Q17: 突然解雇されました。どうすればいいでしょうか?

  • 使用者に対して、解雇の理由を書面で明らかにするように求めるべきです。
  • 解雇に納得がいかない場合には、配達証明付きの内容証明郵便を送って、働く意思があることを表示するとよいでしょう。

(説明)
・使用者が示す解雇の理由としては、以下のものが考えられます。
(1) 労働能力が欠けていること
(2) 労働者が就業に適しないこと
(3) 労働者が就労規則等に違反したこと
(4) 使用者の経営上の必要(業績の悪化など)
・使用者が解雇をする場合、客観的に合理的な理由があり、社会通念上相当でなければ、解雇権の濫用として解雇は無効となります。解雇の無効を主張して、働く意思があることを示した上で、解雇期間中の賃金を請求することが考えられます。
・使用者が、解雇予告手当や退職金を口座に振り込んできたときは、使用者に対して配達証明付きの内容証明郵便を送付し、本来支払われるべき賃金に充てる旨を通知することも考えられます。
≪その職場で働き続ける意思がない場合≫
・仮に、その職場で働き続ける意思がないときは、解雇が不法行為にあたるとして、使用者に対し、逸失利益(相当期間の賃金相当額)や慰謝料を請求することが考えられます。
・また、解雇の予告がなされていないのに解雇予告手当が支払われていなければ、解雇予告手当の支払いを請求することが考えられます(使用者は、労働者を解雇しようとするときは、少なくとも30日前に解雇の予告をする必要があり、解雇の予告をしないときは、30日分以上の平均賃金(原則として、解雇通知以前の3か月間に支払われた賃金の総額を、その期間の総日数で割り算した金額)を支払う必要があります。)。
・解雇予告手当を支払った日数分、解雇の予告の日数を短縮することもできます。
・解雇の時から2年以内(なお、改正後の労働基準法(2020年4月1日施行)が適用される場合には、当分の間、「解雇の時から3年以内」となります。)に、解雇予告手当の支払いを求めて訴訟を提起したときは、解雇予告手当と同額の金銭(付加金)の支払いを命じるように、裁判所に別途請求できます。ただし、付加金の支払いを認めるか、いくら認めるかは裁判所の裁量になります。
≪解雇について相談したい、解雇を争いたいという場合に考えられる手続≫
・事業場(勤務先)の所在地を管轄する労働基準監督署や都道府県労働局(総合労働相談コーナー、労働局長による助言・指導、紛争調整委員会によるあっせん)に相談することも考えられます。
・地方裁判所に労働審判を申し立てることや、民事訴訟を提起することが考えられます。
・簡易裁判所に民事調停を申し立てることも考えられます。
・給料の未払いにより生活費が困窮している場合などには、裁判所による早期の判断を求めて地方裁判所に仮処分を申し立てることが考えられます。
「地位保全の仮処分」は、雇用されていることを仮に認めてもらうためのものです。
「賃金仮払いの仮処分」は、賃金を仮に支払ってもらうためのものです。
・仮処分を申し立てるときは、別途、訴えを提起(本案を提起)する必要がありますが、保全手続の中で話し合い(和解)がまとまり、本案訴訟を提起することなく、迅速に解決できる場合もあります。
・どの方法をとるのが適切か、どのような請求をすべきかは、個別の事例に則して判断をしなければなりませんので、詳しくは、弁護士等の専門家にご相談なさるとよいでしょう。

Q18: 私は外国人で仕事を辞めましたが、まだしばらく日本に滞在する予定です。
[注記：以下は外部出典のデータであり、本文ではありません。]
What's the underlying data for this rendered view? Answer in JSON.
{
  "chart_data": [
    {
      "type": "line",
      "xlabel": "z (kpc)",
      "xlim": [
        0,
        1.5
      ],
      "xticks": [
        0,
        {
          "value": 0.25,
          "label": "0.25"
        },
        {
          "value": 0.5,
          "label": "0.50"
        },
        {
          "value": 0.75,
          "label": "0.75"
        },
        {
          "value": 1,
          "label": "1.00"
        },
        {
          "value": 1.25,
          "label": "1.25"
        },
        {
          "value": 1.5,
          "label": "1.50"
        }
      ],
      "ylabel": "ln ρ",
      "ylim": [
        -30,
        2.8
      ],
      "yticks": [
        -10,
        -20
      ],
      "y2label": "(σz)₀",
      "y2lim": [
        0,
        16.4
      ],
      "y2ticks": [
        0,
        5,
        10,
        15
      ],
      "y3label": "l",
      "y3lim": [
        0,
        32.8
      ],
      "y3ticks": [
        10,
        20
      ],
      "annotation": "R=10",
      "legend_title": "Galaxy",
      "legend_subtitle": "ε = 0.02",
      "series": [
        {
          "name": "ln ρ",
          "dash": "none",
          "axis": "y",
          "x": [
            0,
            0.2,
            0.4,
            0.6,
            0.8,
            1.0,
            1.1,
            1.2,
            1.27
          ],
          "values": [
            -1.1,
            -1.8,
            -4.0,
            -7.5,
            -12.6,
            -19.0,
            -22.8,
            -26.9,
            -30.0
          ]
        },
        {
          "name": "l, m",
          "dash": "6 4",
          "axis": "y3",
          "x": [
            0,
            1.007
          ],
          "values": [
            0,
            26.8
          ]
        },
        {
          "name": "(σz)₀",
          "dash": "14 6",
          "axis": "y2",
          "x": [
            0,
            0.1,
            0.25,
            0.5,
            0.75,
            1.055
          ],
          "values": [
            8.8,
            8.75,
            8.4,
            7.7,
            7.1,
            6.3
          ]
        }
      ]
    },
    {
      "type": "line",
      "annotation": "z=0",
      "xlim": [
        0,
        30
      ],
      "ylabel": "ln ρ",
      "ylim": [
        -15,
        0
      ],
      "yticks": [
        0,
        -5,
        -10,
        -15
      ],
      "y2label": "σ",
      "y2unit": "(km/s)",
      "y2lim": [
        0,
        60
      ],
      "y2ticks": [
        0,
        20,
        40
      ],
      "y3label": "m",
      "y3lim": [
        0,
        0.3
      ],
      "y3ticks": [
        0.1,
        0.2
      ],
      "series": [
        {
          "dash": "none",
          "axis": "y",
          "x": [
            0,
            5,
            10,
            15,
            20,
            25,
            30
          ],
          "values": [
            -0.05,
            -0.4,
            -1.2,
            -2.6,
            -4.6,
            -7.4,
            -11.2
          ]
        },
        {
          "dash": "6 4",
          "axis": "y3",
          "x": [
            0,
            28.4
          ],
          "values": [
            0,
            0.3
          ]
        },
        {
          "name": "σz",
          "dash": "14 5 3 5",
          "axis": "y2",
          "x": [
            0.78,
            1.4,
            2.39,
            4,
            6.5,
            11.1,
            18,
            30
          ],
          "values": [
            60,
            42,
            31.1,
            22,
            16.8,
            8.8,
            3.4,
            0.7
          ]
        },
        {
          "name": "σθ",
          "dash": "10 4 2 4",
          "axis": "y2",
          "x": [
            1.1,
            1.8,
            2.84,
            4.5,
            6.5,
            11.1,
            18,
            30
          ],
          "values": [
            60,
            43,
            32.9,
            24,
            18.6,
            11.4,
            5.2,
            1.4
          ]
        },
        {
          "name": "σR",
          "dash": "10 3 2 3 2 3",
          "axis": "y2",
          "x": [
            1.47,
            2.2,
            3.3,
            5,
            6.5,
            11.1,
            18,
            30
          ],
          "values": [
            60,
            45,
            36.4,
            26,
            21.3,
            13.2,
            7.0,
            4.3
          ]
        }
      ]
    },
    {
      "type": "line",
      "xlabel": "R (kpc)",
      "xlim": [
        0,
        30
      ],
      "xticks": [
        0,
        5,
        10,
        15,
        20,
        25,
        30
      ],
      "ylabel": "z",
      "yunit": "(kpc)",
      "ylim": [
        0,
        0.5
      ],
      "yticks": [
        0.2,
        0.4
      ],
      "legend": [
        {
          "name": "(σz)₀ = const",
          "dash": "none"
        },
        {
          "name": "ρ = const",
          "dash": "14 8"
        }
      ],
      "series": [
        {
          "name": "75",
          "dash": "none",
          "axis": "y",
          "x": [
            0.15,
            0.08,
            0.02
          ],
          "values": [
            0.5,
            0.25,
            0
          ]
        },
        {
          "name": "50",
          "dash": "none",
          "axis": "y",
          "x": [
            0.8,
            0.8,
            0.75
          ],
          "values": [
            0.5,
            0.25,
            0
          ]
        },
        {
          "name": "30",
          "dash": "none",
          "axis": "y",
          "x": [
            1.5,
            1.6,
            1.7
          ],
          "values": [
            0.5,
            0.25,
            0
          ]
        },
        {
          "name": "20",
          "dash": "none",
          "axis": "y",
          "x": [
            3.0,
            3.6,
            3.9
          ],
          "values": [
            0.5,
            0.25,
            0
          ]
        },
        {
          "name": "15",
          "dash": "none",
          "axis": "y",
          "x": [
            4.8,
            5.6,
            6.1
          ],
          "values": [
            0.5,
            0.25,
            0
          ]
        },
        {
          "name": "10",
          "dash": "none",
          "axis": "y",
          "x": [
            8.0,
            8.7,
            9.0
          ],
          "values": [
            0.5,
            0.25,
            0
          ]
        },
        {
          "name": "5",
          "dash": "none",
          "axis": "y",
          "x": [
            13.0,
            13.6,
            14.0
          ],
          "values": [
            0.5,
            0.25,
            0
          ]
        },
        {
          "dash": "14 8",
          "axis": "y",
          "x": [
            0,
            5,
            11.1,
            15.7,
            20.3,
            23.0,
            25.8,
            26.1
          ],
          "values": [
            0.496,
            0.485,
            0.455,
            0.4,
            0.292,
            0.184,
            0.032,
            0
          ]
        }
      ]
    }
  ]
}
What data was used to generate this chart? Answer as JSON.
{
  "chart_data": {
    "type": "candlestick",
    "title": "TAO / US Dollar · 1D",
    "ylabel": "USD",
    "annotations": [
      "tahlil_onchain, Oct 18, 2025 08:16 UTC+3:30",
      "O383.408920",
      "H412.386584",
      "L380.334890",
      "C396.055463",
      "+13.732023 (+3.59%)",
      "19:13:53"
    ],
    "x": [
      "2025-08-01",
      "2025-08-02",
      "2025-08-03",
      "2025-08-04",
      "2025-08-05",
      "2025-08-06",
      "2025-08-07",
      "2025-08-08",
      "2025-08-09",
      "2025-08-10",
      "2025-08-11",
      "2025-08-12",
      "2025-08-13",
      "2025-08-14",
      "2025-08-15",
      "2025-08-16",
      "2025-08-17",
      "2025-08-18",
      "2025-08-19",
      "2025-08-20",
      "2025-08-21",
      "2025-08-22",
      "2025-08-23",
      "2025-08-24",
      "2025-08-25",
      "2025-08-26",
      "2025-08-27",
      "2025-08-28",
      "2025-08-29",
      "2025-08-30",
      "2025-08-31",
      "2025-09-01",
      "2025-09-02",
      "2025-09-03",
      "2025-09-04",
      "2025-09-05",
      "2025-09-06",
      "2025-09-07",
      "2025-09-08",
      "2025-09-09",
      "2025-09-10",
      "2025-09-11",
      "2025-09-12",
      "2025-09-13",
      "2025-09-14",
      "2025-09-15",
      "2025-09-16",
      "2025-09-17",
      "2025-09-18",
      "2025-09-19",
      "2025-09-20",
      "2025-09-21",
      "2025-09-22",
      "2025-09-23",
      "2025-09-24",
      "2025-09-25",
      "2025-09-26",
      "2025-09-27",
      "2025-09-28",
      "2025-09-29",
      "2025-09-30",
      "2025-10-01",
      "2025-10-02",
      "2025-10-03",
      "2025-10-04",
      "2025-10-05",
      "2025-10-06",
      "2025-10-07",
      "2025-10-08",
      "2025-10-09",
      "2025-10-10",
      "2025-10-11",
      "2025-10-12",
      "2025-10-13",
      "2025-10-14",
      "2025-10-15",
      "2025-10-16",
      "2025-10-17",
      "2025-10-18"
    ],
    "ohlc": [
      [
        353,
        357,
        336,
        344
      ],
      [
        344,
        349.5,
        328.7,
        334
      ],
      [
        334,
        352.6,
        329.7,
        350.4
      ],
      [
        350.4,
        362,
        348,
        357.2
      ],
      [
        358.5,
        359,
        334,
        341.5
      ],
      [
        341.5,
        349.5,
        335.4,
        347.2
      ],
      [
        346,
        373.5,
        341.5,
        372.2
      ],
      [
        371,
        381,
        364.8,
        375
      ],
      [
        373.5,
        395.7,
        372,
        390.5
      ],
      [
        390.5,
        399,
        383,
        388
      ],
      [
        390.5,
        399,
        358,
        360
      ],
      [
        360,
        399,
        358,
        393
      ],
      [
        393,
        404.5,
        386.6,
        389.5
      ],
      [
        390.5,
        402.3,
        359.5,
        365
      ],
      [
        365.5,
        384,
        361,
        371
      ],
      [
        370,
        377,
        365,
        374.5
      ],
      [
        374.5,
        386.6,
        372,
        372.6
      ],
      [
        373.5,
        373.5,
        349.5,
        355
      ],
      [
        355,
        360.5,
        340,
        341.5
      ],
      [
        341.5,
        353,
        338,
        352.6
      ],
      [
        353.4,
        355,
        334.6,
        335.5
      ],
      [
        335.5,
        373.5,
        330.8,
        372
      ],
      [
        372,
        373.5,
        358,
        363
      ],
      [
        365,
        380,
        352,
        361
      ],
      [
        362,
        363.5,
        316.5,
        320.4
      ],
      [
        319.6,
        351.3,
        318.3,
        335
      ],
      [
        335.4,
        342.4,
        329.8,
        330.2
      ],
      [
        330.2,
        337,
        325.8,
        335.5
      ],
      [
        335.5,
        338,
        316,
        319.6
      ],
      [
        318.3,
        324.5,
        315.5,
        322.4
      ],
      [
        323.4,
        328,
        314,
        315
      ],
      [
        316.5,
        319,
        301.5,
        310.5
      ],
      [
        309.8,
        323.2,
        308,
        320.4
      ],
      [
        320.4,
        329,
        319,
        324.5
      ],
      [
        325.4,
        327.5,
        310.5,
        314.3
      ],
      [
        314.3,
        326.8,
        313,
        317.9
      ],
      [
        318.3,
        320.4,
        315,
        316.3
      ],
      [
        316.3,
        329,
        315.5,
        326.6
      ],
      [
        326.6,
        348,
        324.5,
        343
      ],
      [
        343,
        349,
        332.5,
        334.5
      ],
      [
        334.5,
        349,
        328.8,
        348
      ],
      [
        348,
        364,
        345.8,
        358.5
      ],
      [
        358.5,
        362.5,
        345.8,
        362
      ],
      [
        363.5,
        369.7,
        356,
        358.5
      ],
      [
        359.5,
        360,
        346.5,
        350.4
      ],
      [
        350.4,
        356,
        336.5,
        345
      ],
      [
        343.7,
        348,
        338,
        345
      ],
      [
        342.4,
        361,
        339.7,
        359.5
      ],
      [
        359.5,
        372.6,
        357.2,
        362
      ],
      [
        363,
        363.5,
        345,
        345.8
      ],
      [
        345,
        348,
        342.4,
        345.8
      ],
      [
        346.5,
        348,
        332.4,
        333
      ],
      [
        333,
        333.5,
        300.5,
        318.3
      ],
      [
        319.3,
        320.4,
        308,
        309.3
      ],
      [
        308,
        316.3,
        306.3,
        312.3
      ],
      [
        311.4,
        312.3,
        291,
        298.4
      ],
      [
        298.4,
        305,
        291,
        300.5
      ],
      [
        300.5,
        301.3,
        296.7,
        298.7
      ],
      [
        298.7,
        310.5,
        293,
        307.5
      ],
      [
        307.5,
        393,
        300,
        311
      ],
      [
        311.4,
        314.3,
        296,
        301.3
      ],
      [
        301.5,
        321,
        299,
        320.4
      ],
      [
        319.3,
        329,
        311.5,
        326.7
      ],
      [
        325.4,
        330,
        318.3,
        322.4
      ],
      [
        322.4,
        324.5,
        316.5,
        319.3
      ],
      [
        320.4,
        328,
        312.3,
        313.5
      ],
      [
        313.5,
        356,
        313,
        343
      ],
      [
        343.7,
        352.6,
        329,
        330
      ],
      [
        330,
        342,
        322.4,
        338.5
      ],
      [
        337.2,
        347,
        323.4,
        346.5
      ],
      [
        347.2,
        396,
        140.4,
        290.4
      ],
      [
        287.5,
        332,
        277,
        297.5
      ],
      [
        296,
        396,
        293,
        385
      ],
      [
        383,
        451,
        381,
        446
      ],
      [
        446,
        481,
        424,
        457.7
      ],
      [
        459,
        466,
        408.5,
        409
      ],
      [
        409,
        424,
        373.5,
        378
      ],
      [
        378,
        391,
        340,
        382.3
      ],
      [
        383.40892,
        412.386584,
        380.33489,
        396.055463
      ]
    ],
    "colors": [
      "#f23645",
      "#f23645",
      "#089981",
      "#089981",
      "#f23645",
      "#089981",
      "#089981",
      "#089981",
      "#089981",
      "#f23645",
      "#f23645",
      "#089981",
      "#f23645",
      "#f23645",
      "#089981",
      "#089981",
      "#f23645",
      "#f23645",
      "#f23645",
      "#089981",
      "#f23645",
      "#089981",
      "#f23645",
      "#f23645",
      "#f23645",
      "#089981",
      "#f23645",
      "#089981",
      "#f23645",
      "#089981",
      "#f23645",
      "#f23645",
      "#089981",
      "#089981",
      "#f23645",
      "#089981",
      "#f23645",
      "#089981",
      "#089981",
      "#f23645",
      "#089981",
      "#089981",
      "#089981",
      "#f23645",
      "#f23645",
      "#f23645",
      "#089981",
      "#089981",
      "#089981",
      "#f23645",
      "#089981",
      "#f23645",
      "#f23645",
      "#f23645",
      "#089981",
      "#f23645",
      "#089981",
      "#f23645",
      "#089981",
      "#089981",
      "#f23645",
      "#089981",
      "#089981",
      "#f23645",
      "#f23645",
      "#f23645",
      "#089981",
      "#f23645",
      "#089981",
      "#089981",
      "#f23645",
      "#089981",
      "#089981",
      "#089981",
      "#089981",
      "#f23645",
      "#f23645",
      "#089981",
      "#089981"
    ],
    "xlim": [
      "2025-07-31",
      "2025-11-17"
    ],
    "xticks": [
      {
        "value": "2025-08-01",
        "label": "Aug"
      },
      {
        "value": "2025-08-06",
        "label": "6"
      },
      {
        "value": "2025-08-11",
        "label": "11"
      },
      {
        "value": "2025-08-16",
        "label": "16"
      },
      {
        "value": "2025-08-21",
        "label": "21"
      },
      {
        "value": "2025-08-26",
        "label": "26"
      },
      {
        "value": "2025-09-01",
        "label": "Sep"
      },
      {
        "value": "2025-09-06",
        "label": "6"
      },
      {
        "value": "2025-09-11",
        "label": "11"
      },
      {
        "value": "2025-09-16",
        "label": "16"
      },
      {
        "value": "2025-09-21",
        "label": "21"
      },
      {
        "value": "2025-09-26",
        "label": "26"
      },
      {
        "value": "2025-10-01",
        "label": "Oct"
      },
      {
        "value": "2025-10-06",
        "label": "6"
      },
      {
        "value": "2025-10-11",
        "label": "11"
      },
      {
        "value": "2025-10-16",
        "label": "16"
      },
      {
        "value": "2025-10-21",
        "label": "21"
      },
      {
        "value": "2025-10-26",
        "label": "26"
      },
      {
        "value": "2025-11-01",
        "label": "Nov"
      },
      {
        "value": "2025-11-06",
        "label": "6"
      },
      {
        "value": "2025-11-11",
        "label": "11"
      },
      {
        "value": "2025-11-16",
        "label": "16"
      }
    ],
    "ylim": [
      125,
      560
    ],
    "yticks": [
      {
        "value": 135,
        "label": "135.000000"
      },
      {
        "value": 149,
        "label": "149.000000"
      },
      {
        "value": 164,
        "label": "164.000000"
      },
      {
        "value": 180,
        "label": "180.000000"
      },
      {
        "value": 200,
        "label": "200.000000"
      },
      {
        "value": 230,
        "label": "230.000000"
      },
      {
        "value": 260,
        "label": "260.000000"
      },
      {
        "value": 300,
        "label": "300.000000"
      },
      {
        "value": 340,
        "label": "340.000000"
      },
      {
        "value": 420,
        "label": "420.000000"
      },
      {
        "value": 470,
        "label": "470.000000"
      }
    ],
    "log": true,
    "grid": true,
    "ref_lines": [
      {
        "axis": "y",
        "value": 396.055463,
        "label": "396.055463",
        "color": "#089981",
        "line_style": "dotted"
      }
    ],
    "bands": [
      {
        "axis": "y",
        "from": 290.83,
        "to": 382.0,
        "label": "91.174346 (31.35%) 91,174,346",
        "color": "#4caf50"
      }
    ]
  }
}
何か必要な手続きがありますか。

  • 毎月社会保険料を支払っていたのなら、雇用保険が適応され、失業給付を受けることができます。
  • また、厚生年金から国民年金への加入変更や、3ヶ月を超える期間滞在予定であれば、国民健康保険への加入手続きが必要になりますので、お住まいの市町村のそれぞれの担当窓口に相談してください。

(説明)

・合法的に就労している外国人の場合、雇用保険の適用を受けますので、社会保険料を支払っていれば、失業保険を受けることができます。

・一方、在留資格のない不法就労者には雇用保険の適用はありませんので、失業給付はなされません。